My mom once actually stepped in quicksand (thankfully only up to the top of her boot). It was in Canada. Yes, Canada has quicksand! She was visiting my uncle in Saskatchewan.
Unlike the movies, it fits its name. One minute she was walking, then suddenly it was like she fell into a pit, but couldn't get her boot out. I can't remember how the story ended. This was like 35 years ago that she told me about it.
Couple of years ago, I walked through a forest somewhere in the middle of The Netherlands, called the Waterloopbos, and I came across a blocked off area with quicksand warnings.
I kinda wish I had lost my shoes there, because the shoes I was wearing weren't good for forest walking.
That was the first and so far only time I had seen quicksand in my 44 years of existing on this blue marble.
Reading all these adventure books and comics made me really fear quicksand as a child... I was living in East Berlins suburbs. The most comparable thing to quicksand would have been a mud puddle!
When I was a kid there was a Norwegian children movie called "The hunt for the kidney stone" where a kid travels into the body of his sick grandpa to find out what's wrong with him (kidney stone).
After the movie I asked my mom what kidney stones are, and where they come from. "You can get them if you eat too much salt, for example" she says, and after that I was TERRIFIED every time my parents would put salt on anything.
Sometimes I look at the wide open sky and think "What if gravity suddenly reverses and I fall up into the sky and then space? That would be really dangerous."
I had a clear childhood memory of when gravity temporarily vanished and we all had to duck and cover under our desks. Years later I learned how gravity worked. A few years after that I realized my memory was impossible though it felt very real. This may be the root of my trust issues...
Human memory is wild. We’re extremely good at inventing things that never happened, or adjusting memories over time as we recall them into something completely different than what actually happened. And it can feel so real.
When I was in my late teens, I ended up on a boat from Ft Lauderdale to the Bahamas. Theres no way no to go through just a little bit of the Burmuda Triangle. I remember freaking out / being super excited, wondering what crazy stuff things would happen on our journey. Of course, nothing happened. I was so disillusioned.
The triangle is HUGE, and due to where it covers, a lot of shipping went through it, and still does iirc.. Saying its dangerous because ships wrecked there often isn't that far off from calling Earth dangerous since every human has died there. It's a true statement, I suppose, but the context helps understand it's not a very reasonable one.
Happened to me once. I was super drunk walking home and didn't see an open manhole in front of me. I got super lucky, though.
From my drunk perspective, I'm just walking along when suddenly the ground is nearly at my eye level. Then I realised I'm dangling there, with only my head and elbows outside. I dragged myself out and continued on home.
I have no idea how I managed to fall inside with both my legs at the same time and why my arms didn't hurt like hell, not even in the morning.

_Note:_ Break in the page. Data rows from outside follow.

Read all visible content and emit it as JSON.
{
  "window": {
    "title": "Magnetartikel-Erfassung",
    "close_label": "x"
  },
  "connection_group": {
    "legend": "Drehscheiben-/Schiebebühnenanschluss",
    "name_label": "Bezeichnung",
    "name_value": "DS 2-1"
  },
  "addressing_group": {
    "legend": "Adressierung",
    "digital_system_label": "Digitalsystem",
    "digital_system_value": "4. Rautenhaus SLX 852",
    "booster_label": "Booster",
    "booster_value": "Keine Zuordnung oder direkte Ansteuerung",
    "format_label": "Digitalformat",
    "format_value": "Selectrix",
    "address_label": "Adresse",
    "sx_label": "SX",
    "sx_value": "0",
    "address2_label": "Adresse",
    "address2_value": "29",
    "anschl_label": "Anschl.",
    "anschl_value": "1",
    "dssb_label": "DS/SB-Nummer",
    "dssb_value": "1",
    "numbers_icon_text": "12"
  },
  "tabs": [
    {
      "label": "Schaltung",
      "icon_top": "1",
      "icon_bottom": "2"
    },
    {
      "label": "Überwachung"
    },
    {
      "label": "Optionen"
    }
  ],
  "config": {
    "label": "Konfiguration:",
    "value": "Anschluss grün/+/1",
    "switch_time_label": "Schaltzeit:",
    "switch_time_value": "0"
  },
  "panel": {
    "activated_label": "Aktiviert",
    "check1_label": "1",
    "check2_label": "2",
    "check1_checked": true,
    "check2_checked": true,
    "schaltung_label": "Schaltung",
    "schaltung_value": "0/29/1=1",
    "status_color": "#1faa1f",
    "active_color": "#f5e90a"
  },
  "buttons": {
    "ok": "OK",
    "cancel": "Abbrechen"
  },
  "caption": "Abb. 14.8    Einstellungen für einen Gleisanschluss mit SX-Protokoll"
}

Every time i was somewhere where i could see a big fall, i would get scared, thinking i would intentionally go there and fall to my death without noticing
I'm mildly scared of railings overlooking lower floors and such, thinking "I would get seriously injured if I somehow accidentally lean over this railing so much that I flip over to the other side and fall down."
I had the exact same fear when I was a kid, and crossing bridges was always very stressful for me. Even today, as an adult, it still bothers me a little, and when I'm driving I keep having these intrusive thoughts like: "What if I accidentally drive off this bridge?"
Where does this this linguistically phenomenon come from?
Is it a mistaken use of "an accident" with the preposition to reflect the personal involvement?
Mistakes like "Could of" make sense to me because in my accent "could of" and "could've" are identically voiced.
I can also completly understand where we get "alot" because alot is just the beginning of an acorn, minus a few hundred years of lazy pronunciation behind it (an oak corn =acorn)
Google is telling me it's because younger people will use "on accident" as an antonym for "on purpose". That sounds feesible as an origin. Now I'm questioning if "by intent" is grammatically correct, I've been staring at words too long.
My childhood fear was getting the vaccine shot for the swine flu which was a big issue in the mid 70's. My 5th grade class received new text books and there was a photo of a kid getting the vaccine shot. Instead of a needle it was delivered by a big device that looked like an uzi machine gun and I was terrified of it. Time passed and I never got the shot. That's when I learned how the news works.